Ok, and now as a closing note, I want to acknowledge how amazing PICC lines. The initial insertion of the line is a bit painful, yes, but not nearly as bad as needing to have a new IV put in every few days! And beyond that, it allows those patients who otherwise have no need to be in the hospital to leave the hospital and conduct their intravenous treatments at home. It allows you to continue with your normal life, whether that is at school, work, chasing your small children,or buying your wedding gown. Plus, and perhaps most importantly, PICC lines can make you feel better almost instantly! I have now been on IVs for merely a week, and can already tell that I feel stonger and have more energy and breath to laugh with my family and fiance. Though a pain to keep up with, these home IVs cold great power to heal.
And now, fellow CF-patents and friends - does anyone else out there have a PICC right now?

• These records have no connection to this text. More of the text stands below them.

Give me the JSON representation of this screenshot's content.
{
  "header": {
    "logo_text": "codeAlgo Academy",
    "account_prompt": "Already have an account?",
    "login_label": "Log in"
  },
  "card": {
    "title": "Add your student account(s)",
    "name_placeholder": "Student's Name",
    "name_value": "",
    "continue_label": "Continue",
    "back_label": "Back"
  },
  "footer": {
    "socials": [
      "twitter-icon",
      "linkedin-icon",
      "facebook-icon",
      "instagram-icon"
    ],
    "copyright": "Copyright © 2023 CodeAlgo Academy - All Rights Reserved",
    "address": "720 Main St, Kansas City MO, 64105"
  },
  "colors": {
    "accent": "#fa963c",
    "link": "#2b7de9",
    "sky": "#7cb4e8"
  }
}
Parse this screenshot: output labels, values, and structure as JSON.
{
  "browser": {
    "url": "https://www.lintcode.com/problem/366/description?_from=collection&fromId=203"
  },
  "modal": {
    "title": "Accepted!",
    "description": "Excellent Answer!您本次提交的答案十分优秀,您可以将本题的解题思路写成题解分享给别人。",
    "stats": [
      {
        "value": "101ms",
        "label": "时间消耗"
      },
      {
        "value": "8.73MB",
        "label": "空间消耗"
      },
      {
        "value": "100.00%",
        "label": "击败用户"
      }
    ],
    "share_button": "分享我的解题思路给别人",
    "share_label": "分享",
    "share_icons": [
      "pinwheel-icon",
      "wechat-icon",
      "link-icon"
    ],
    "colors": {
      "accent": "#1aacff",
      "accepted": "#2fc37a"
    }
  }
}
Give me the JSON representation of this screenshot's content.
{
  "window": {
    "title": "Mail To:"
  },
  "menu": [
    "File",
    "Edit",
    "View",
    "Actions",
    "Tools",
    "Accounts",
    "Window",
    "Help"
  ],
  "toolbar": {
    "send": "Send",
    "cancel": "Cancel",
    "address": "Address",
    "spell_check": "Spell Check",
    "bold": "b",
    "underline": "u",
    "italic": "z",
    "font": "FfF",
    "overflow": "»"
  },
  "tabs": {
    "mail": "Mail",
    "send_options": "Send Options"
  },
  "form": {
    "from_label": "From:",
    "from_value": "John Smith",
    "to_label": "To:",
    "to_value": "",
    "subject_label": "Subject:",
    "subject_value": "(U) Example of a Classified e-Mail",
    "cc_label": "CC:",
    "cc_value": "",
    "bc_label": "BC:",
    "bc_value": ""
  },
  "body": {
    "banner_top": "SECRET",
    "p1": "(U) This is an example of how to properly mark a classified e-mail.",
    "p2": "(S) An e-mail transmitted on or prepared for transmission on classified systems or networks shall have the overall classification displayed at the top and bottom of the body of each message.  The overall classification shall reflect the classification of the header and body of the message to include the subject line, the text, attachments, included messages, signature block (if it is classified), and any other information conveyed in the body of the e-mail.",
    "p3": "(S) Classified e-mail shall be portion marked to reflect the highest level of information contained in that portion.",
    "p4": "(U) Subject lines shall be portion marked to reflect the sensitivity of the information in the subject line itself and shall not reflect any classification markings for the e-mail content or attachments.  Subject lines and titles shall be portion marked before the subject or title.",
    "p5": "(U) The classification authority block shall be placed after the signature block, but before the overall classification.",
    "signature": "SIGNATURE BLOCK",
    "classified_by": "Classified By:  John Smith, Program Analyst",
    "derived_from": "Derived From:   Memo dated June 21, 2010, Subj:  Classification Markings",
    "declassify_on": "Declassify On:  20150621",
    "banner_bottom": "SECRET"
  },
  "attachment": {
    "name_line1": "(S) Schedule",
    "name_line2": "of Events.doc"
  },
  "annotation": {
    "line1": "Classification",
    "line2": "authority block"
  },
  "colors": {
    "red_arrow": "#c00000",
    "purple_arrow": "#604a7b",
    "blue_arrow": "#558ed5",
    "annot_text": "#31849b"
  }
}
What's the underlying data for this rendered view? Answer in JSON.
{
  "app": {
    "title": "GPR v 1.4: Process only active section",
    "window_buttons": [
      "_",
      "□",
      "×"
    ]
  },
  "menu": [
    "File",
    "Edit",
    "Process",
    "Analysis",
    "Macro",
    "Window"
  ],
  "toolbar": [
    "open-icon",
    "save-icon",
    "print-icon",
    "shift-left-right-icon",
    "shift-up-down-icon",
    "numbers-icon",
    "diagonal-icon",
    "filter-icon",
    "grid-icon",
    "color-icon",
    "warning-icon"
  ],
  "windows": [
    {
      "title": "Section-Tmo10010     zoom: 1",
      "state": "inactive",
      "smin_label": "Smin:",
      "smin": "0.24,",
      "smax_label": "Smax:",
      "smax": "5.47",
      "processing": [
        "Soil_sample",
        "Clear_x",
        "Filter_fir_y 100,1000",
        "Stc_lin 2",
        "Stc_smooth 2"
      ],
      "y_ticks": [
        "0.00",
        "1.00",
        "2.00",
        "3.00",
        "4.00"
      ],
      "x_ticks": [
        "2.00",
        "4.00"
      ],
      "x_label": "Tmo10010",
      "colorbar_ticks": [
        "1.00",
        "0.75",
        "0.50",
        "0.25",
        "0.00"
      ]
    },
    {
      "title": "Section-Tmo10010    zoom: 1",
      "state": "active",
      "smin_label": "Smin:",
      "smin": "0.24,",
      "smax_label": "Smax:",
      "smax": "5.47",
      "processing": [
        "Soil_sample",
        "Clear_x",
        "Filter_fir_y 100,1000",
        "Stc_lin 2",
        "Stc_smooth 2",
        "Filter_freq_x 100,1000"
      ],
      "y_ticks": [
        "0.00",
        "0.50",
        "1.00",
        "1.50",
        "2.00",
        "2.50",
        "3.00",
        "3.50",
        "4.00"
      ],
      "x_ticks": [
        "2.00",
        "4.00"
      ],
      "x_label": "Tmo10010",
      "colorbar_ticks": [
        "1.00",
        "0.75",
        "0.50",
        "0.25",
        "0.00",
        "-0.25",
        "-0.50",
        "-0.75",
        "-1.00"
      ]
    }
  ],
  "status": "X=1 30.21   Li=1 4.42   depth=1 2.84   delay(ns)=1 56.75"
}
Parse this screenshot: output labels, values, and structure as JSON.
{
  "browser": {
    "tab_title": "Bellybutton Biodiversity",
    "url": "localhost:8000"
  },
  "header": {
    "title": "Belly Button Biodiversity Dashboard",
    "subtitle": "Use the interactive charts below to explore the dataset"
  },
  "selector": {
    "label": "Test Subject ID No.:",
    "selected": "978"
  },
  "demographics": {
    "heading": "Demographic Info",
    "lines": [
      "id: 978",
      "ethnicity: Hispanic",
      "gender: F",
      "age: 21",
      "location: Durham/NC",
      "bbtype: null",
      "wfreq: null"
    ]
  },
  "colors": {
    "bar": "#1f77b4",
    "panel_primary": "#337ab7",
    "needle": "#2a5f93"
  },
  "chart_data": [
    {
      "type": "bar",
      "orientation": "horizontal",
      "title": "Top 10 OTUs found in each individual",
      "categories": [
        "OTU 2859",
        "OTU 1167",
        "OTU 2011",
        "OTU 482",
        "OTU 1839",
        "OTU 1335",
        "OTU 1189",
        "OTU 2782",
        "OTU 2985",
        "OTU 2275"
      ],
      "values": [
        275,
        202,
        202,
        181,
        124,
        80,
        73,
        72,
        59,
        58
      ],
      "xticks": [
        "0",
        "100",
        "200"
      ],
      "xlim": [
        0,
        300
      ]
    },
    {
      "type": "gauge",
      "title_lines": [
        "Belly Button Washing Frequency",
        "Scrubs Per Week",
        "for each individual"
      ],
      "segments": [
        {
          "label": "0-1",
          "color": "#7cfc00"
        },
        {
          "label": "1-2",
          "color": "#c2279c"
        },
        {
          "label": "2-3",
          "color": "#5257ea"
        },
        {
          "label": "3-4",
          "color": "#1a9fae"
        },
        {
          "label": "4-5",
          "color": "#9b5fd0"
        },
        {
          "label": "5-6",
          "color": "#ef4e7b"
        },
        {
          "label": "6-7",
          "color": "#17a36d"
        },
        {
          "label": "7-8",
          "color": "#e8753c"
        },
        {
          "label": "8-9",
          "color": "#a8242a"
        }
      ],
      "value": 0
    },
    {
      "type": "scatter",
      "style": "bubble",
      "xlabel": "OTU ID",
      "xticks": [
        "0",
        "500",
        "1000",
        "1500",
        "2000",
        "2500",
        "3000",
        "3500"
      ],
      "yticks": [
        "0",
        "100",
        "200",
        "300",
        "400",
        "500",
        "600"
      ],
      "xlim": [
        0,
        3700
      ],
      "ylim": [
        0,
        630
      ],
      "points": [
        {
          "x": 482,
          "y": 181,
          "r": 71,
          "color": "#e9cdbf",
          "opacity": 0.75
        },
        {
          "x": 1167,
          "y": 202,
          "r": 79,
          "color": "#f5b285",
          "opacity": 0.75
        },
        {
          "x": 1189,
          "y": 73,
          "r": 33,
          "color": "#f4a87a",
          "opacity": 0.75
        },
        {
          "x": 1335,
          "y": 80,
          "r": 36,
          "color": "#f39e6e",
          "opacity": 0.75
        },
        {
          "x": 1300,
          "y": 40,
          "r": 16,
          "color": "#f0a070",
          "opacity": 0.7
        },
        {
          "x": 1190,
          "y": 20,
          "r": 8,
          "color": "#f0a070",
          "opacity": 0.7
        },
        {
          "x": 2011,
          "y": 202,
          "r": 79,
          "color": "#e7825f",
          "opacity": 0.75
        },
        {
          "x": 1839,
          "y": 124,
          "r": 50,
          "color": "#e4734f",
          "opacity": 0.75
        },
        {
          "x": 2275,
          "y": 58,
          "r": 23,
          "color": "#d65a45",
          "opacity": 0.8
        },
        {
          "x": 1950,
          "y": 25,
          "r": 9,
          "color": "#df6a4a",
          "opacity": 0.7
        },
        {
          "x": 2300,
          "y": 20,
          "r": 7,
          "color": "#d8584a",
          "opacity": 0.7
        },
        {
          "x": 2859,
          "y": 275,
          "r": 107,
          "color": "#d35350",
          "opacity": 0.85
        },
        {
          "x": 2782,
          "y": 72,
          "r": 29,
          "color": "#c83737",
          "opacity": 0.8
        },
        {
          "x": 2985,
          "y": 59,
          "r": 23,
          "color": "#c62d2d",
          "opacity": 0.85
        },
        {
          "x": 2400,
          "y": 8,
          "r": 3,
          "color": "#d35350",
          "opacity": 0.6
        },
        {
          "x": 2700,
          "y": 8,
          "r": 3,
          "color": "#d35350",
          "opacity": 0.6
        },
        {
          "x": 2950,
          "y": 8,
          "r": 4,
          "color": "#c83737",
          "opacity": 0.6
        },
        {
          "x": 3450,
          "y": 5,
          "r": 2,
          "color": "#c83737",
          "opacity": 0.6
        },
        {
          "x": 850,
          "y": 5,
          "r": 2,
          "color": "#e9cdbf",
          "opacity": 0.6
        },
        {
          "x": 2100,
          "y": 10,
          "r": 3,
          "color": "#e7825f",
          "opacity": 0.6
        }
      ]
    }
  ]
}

What is "the problem" that is bothering you this time? Also - does anyone have a good way of getting residual adhesive sticky off of my skin? Any advice would be appreciated!
Monday, February 4, 2013
I just have to take a moment to brag a little that my almost-husband is an amazing man. In the past week, he has unexpectedly taken two full days off of work to be with me at a doctor's appointment for a PICC line placement, and then again for sinus surgery, and then made that time up by going in on a Saturday; he has driven across town multiple times to pick me up/drop me off at my house, and driven me to a pre-wedding beauty appointment when I couldn't drive myself but was too stubborn to admit defeat; he has held my hand in the pre-op room and made me laugh an unseemly amount for someone about to go into surgery; he has tenderly changed bloody bandages from under my nose, and patiently listened to my drug-induced Downton Abbey ramblings; he has somehow made me still feel pretty even when I have no make-up on, am sporting a hospital gown, and have gauze taped under my nose; and, perhaps most telling, he very willingly skipped out on a superbowl party so that he could instead watch it with me(/beside me) on a smaller tv while I looked at flower girl dresses on Amazon. This was his first real go-around with the uglier side of CF life, and while I could tell he was a little nervous about figuring everything out, he did an amazing job. I am blessed, and I am so excited to marry you, Mr. B.